Nature of underlying claims. As for the concrete manufacturer’s argument that the evidence was legally and factually insufficient to support the jury’s finding that the manufacturer had to indemnify the construction company because the homeowners had not pleaded a "products liability action" (their complaint alleged breach of contract, deceptive trade practices, negligence, and negligent misrepresentation) and because they had alleged only economic damages barred by the economic-loss rule, all of the couple’s causes of action against the construction company were based on the company’s pouring of "defective concrete."
Once poured, the defective concrete became part of the homeowners’ real property. Based on that principle, the homeowners’ driveway removal and replacement costs in fact were damages arising out of property damage allegedly caused by the defective concrete. Accordingly, the homeowners pleaded a "products liability action" under the TPLA, thereby triggering the concrete manufacturer’s duty to indemnify the construction company that had poured the defective concrete.
Moreover, despite the manufacturer’s contention that the homeowners were required to obtain jury findings supporting a products liability action in order to trigger the indemnification duty, that duty was triggered simply by the allegations in an injured claimant’s petition. Ergo, the couple did not have to obtain jury findings supporting a "products liability action" in order for the indemnification duty to be triggered.
Seller’s independent liability. Finally, the concrete manufacturer asserted that the jury’s findings against the construction company for breach of contract and statutory deceptive trade practices violations conclusively established the company’s liability, thereby triggering the applicability of an exception to the indemnification mandate in circumstances where the seller is independently liable for the loss. In the instant case, however, there was no such determination.
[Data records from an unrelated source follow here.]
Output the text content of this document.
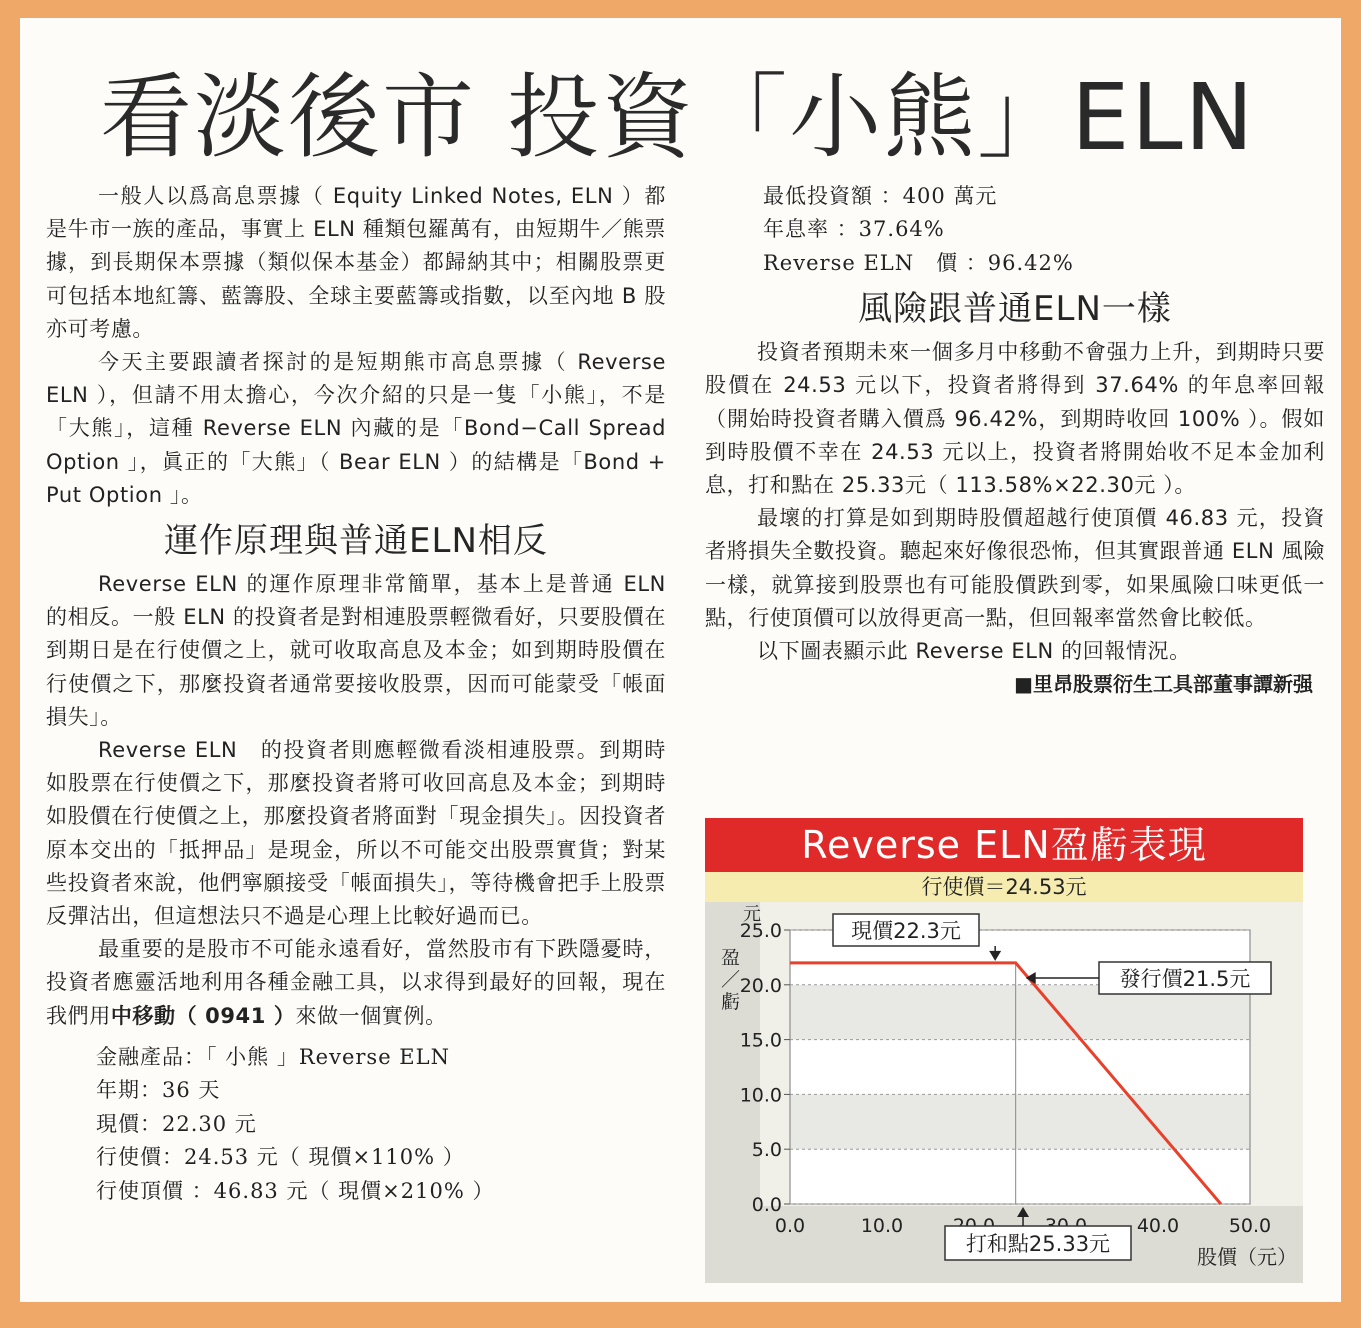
看淡後市 投資「小熊」ELN

一般人以爲高息票據（ Equity Linked Notes, ELN ）都是牛市一族的產品，事實上 ELN 種類包羅萬有，由短期牛／熊票據，到長期保本票據（類似保本基金）都歸納其中；相關股票更可包括本地紅籌、藍籌股、全球主要藍籌或指數，以至內地 B 股亦可考慮。

今天主要跟讀者探討的是短期熊市高息票據（ Reverse ELN ），但請不用太擔心，今次介紹的只是一隻「小熊」，不是「大熊」，這種 Reverse ELN 內藏的是「Bond−Call Spread Option 」，眞正的「大熊」（ Bear ELN ）的結構是「Bond + Put Option 」。

運作原理與普通ELN相反

Reverse ELN 的運作原理非常簡單，基本上是普通 ELN 的相反。一般 ELN 的投資者是對相連股票輕微看好，只要股價在到期日是在行使價之上，就可收取高息及本金；如到期時股價在行使價之下，那麼投資者通常要接收股票，因而可能蒙受「帳面損失」。

Reverse ELN　的投資者則應輕微看淡相連股票。到期時如股票在行使價之下，那麼投資者將可收回高息及本金；到期時如股價在行使價之上，那麼投資者將面對「現金損失」。因投資者原本交出的「抵押品」是現金，所以不可能交出股票實貨；對某些投資者來說，他們寧願接受「帳面損失」，等待機會把手上股票反彈沽出，但這想法只不過是心理上比較好過而已。

最重要的是股市不可能永遠看好，當然股市有下跌隱憂時，投資者應靈活地利用各種金融工具，以求得到最好的回報，現在我們用中移動（ 0941 ）來做一個實例。

金融產品：「 小熊 」Reverse ELN

年期：36 天

現價：22.30 元

行使價：24.53 元（ 現價×110% ）

行使頂價 ：46.83 元（ 現價×210% ）

最低投資額 ：400 萬元

年息率 ：37.64%

Reverse ELN　價 ：96.42%

風險跟普通ELN一樣

投資者預期未來一個多月中移動不會强力上升，到期時只要股價在 24.53 元以下，投資者將得到 37.64% 的年息率回報（開始時投資者購入價爲 96.42%，到期時收回 100% ）。假如到時股價不幸在 24.53 元以上，投資者將開始收不足本金加利息，打和點在 25.33元（ 113.58%×22.30元 ）。

最壞的打算是如到期時股價超越行使頂價 46.83 元，投資者將損失全數投資。聽起來好像很恐怖，但其實跟普通 ELN 風險一樣，就算接到股票也有可能股價跌到零，如果風險口味更低一點，行使頂價可以放得更高一點，但回報率當然會比較低。

以下圖表顯示此 Reverse ELN 的回報情況。

■里昂股票衍生工具部董事譚新强
Reverse ELN盈虧表現
行使價＝24.53元
0.0
5.0
10.0
15.0
20.0
25.0
0.0	10.0	40.0	50.0
元
盈／虧
現價22.3元
發行價21.5元
打和點25.33元
股價（元）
In fact, the jury impliedly found the opposite.
One of the jury instructions stated that the concrete manufacturer had to indemnify the construction company unless the jury found that the homeowners’ loss had been caused by the company’s "negligence, intentional misconduct, or other act or omission, such as negligently modifying or altering the product." Thus, in concluding that the manufacturer indeed was required to indemnify the construction company, the jury implicitly found that the company did not cause the homeowners’ loss. Therefore, the manufacturer did not establish the applicability of the exception to its indemnification duty. Accordingly, the trial court’s decision was affirmed.
The case is No. 02-16-00132-CV.
Attorneys: Don Martinson (Fanning Harper Martinson Brandt & Kutchin, PC) for RDJRLW, Inc. Roger M. Yale (Yale Law Group) for Bobby Elbert Miller, Jr., d/b/a Miller Construction.